Commentary

Cracking The Code On Paid Social Video -- Or Not

Even the geekiest among us don’t spend much time thinking about social video on a Saturday morning, especially a Saturday morning in Montauk. However, this past Saturday at 9 a.m., we were still in session at the Video Insider Summit, so some extracurricular geekiness was required.

At times like that, one instinctively reaches for the coffee pot, but during the first panel --  “Finding the Right Format, Or Not Defaulting to TV Ad Units” -- it actually wasn’t the caffeine that woke me up.
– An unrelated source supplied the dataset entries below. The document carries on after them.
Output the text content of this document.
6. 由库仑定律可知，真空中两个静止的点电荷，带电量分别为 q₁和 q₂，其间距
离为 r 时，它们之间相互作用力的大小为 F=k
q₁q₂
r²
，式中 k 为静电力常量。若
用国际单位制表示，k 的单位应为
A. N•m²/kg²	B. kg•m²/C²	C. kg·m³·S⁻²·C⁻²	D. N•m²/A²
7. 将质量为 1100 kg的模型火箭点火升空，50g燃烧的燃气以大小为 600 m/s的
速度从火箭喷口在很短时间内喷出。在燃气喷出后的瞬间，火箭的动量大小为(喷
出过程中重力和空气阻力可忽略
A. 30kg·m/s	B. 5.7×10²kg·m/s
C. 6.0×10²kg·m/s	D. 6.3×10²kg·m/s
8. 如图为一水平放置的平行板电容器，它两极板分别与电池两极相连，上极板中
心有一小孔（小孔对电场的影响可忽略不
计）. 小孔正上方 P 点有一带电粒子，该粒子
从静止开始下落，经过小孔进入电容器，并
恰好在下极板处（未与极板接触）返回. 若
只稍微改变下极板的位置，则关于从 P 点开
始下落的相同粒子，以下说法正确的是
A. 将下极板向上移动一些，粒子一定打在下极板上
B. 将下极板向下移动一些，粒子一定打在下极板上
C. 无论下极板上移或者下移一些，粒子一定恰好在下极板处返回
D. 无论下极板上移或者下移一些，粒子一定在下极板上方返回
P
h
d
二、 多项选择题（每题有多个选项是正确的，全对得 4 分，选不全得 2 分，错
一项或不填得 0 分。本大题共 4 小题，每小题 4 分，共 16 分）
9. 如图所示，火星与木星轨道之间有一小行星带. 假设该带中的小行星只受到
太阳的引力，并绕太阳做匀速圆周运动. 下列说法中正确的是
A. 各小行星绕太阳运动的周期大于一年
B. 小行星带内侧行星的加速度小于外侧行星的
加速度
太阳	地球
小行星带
What got my attention was the grand takeaway from the session: that social video only seems to really be working when it is owned and earned. So geeky! I know! But as the two agency panelists on the session said, their experiences with paid video vs. socially distributed video bolsters Facebook’s stance that it needs to take time in rolling out its full-blown video product.

Explained Corey Gehrt, strategy director of Code and Theory: “Out of personal experience with some of the brands we work with, video is actually usually the least-performing content format that we’ve seen in Facebook.”

Added Maurice Riley, strategy director at Publicis Kaplan Thaler,  “With some of our brands, we’ve had some very impassioned fans. We’ve seeded our videos out there; that has worked. But when we put paid dollars behind it, it doesn’t perform very well.” (Side note: right now, it is possible to use paid media to promote videos on Facebook using Promoted Posts, but that’s as far as paid video goes on Facebook.)

Now, what the two of them said may strike you as being as brain-dead obvious as the fact that Saturday morning is no time to be discussing social video. (I kid, MediaPost colleagues!)

But here’s the thing: it’s actually exactly what has gotten lost in the paid video shuffle, from TV ads to pre-roll. Paid media gives many brands a sense of entitlement that is almost entirely driven by the fact that they have a lot of money in their wallet. Too often, the very fact they can afford the medium they are advertising in gives them license to create ineffectual, uninspiring advertising.

In organic social, that strategy doesn’t work, and because it doesn’t work, it should send a strong signal that creative -- all creative -- should live up to the same standard of engagement that for earned media is the price of entry. “Anything I can learn from what we’ve done with earned … I want to take those learnings in creating content and then use that to drive out in paid,” Riley explained.

Think about this next time you’ve convinced yourself, and your client, that a so-so- piece of creative, and an expensive distribution strategy, are all that’s required for online video success.

And also remember that there’s an even deeper, more depressing truth in the fact that paying for distribution in social doesn’t necessarily work: The very fact that something is designated as “paid” may hurt users’ willingness to engage with it. Many of us ignore promoted posts because we figure if an advertiser paid for it, how good could it be?

If that doesn’t wake you up -- especially in the middle of the night -- I’m not sure what will.

(Thanks also to moderator Noah Mallin, and the session’s other panelists – EXPO’s Daphne Kwon and Innovid’s Zvika Netter -- for being part of such a thought-provoking panel.)